L’islam, une affaire chrétienne

 Quand le prophète se réfugie à Médine, chassé par les Mecquois, il est favorablement accueilli par les juifs et les chrétiens moins nombreux. Ceux-là, contrairement aux juifs, ne se sont pas retournés contre lui lors des batailles de Badr et Ohod. Sous le règne des Abbassides, quand l’islam développa son système philosophique et sa science, ce fut grâce à l’héritage grec, qu’il traduit et développe. L’islam participait ainsi à la marche du monde. Ses idées et découvertes furent reprises par l’Occident. Les principaux traducteurs des Abbassides étaient chrétiens. La renaissance arabe, timide avant la chute de l’Empire ottoman qui avait plongé le monde arabo-musulman dans les abysses de l’ignorance, explosa littéralement après la reddition d’Istanbul. Les nombreux et plus brillants meneurs de cette renaissance étaient chrétiens. La fondation d’Israël, en 1948, donna naissance à la cause palestinienne, qui allait pendant soixante ans être sans concurrence dans le monde arabe. Des chrétiens palestiniens, syriens et libanais furent en première ligne du combat. Georges Habache, Wadih Haddad, Georges Haoui, Michel Aflak, Raymond Eddé, Nakhlé Moutran, Ziad el-Rahbani, Marcel Khalifé, les évêques Hilarion Capucci, Grégoire Haddad, Youakim Moubarak et Georges Khodr, pour ne citer qu’eux. Voilà quatre moments-clés de l’Histoire du monde arabo-musulman où les chrétiens étaient clairement présents en actes et en idées. Aujourd’hui, aux divers fléaux qui s’abattent sur le Moyen-Orient, se réveille, vivace, le virus du conflit confessionnel musulman. Jamais éradiqué, ayant connu des poussées de fièvre et de rémissions en quatorze siècles, à l’âge de la modernité et de ses armes, il est dévastateur. En Irak, au Yémen et en Syrie, il s’exprime par des massacres. Entre l’Arabie saoudite et l’Iran, les coups sont portés ailleurs, dans les trois pays cités plus haut et au Liban, tant l’affrontement direct entre les protagonistes sera catastrophique pour la planète. Certes, il faut avoir toujours à l’esprit les manipulations des grandes puissances dans l’alimentation de ce conflit, mais il ne faut pas rejeter la responsabilité sur les autres, quand le problème est bien enraciné chez nous.

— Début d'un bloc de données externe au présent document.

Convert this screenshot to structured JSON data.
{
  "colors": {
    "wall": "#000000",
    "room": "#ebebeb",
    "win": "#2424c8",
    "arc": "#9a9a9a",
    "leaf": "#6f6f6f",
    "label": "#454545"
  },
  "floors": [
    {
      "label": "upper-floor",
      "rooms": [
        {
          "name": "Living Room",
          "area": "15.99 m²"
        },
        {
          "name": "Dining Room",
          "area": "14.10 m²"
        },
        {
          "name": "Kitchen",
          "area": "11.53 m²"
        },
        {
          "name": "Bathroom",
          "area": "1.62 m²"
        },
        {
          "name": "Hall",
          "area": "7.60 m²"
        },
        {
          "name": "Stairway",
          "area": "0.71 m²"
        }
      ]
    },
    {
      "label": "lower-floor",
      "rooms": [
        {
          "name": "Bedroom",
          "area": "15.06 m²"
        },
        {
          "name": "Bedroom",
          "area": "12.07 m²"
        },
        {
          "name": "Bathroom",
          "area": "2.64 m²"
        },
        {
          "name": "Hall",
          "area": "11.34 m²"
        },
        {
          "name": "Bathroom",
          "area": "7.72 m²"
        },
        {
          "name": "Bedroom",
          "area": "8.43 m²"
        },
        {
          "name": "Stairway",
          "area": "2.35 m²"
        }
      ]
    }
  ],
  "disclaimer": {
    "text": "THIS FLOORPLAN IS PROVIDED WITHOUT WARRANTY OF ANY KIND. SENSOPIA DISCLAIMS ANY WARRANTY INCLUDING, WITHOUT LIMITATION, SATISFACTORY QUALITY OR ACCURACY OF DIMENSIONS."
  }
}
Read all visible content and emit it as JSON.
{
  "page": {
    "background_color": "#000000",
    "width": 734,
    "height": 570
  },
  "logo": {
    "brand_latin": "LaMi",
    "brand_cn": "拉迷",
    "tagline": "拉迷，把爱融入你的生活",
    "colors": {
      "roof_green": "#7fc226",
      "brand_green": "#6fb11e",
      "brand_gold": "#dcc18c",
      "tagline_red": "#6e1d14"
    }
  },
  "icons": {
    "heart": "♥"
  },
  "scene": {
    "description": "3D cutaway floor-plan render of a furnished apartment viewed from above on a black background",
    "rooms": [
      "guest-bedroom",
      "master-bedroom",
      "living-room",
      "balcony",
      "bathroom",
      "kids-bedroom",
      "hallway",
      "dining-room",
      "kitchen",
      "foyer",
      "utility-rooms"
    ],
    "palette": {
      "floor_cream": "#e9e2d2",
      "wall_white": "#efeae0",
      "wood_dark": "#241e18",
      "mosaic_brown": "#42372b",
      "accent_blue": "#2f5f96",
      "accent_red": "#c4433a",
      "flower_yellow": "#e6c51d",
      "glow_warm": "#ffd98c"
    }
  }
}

Au Liban, l’affrontement généralisé n’a pas eu lieu, mais ses ingrédients n’ont plus qu’à être mixés. Les discours des têtes brûlées ressassent les mêmes points de litiges depuis des siècles: l’imam Ali et ses descendants devaient-ils succéder au prophète? Le guide de l’oumma, doit-il être de Koreiche, la tribu de Mohammad? Aïcha est-elle la mère des croyants ou une traîtresse? Abou Bakr et Omar sont-ils de grands califes ou des usurpateurs? Des questions auxquelles la majorité des musulmans, sondés lors des révolutions arabes et des émeutes en Iran après les élections de 2009, ne s’est jamais préoccupés. Ce qui mène à la constatation suivante: le problème est éminemment politique, habilement enveloppé d’oripeaux religieux dans une région où les affaires de Dieu peuvent encore rendre fous. Un nombre suffisant d’illuminés peut enflammer toute la maison. Le Liban pourrait être encore une fois le laboratoire d’une expérience d’apaisement réussie entre les deux communautés musulmanes. Cette fonction peut être dévolue aux chrétiens. Désormais minoritaires au Liban, leurs choix ne sont pas nombreux. Ils peuvent tenter l’expérience alaouite en Syrie ou sunnite en Irak et prendre le pouvoir en s’alliant à une autre minorité. Je doute qu’ils en aient la moindre capacité ou l’envie. Ils peuvent aussi se replier sur eux-mêmes, accepter la dhimmitude ou rêver encore d’un foyer chrétien. Le premier est anachronique, le second est suicidaire. Or, malheureusement, la politique des dirigeants chrétiens au Liban est un mélange inégal et inconsistant de toutes ces options. C’est bien pour cela que la déprime des chrétiens est profonde. Leur rôle, l’Histoire l’a suffisamment montré, est d’être à la pointe de tous les combats de l’islam. C’est ainsi que celui-ci a souvent trouvé sa voie, c’est ainsi que les chrétiens peuvent exister durablement et vivre leur réelle vocation.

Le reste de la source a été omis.